The Deli was a Brooklyn-based independent music magazine, with both print and online editions, as well as a blog (still active) that covers local music scenes and their emerging artists.

== Magazine==
In its print version, The Deli was a quarterly publication launched in 2004 by Paolo De Gregorio as an overhaul of an earlier, local fanzine founded by Charles Newman, a music producer and studio owner in New York City. It was published in print until 2019 and survives online to this day as a blog. Its main focus is emerging independent artists in various locales and scenes: New York, Los Angeles, Chicago - it previously covered also San Francisco, Nashville, Portland, Austin, Kansas City, Philadelphia and the New England area.
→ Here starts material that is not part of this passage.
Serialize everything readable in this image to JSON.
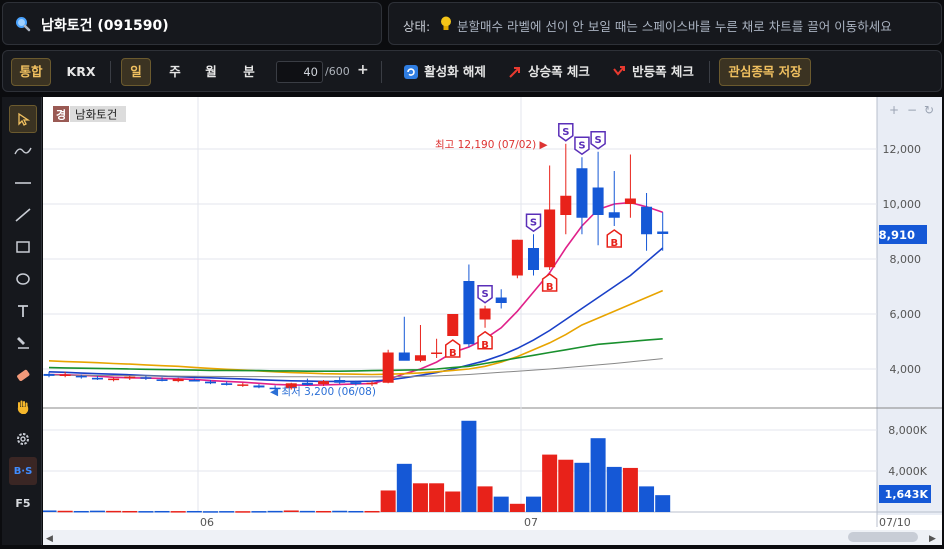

Its editions have further versions tailored to specific locales, yet otherwise have similar sections: editorials on the current music scene, interviews of music bands and of industry insiders, reviews of albums and of equipment, and classified ads. (In 2011, the magazine's gear reviews ceased syndication, by limited partnership, from the music-production website SonicScoop, and began occurring through The Deli technology blog Delicious Audio.)

==Activities==
Since 2005, The Deli website has included blogs, polls, charts, and live listings updated daily. (On its website, The Deli used to code music genres with respective icons: a hamburger for rock, a hash brownie for psychedelic, a fish for electronic, and a soup can for ambient, etc.) The Deli also hosted live music events, mainly The Deli's Best of NYC Fest, which, occurring in the spring, is preceded by the magazine's Best of NYC Yearly Poll, whose jury is comprised by New York booking agents, bloggers and scenemakers.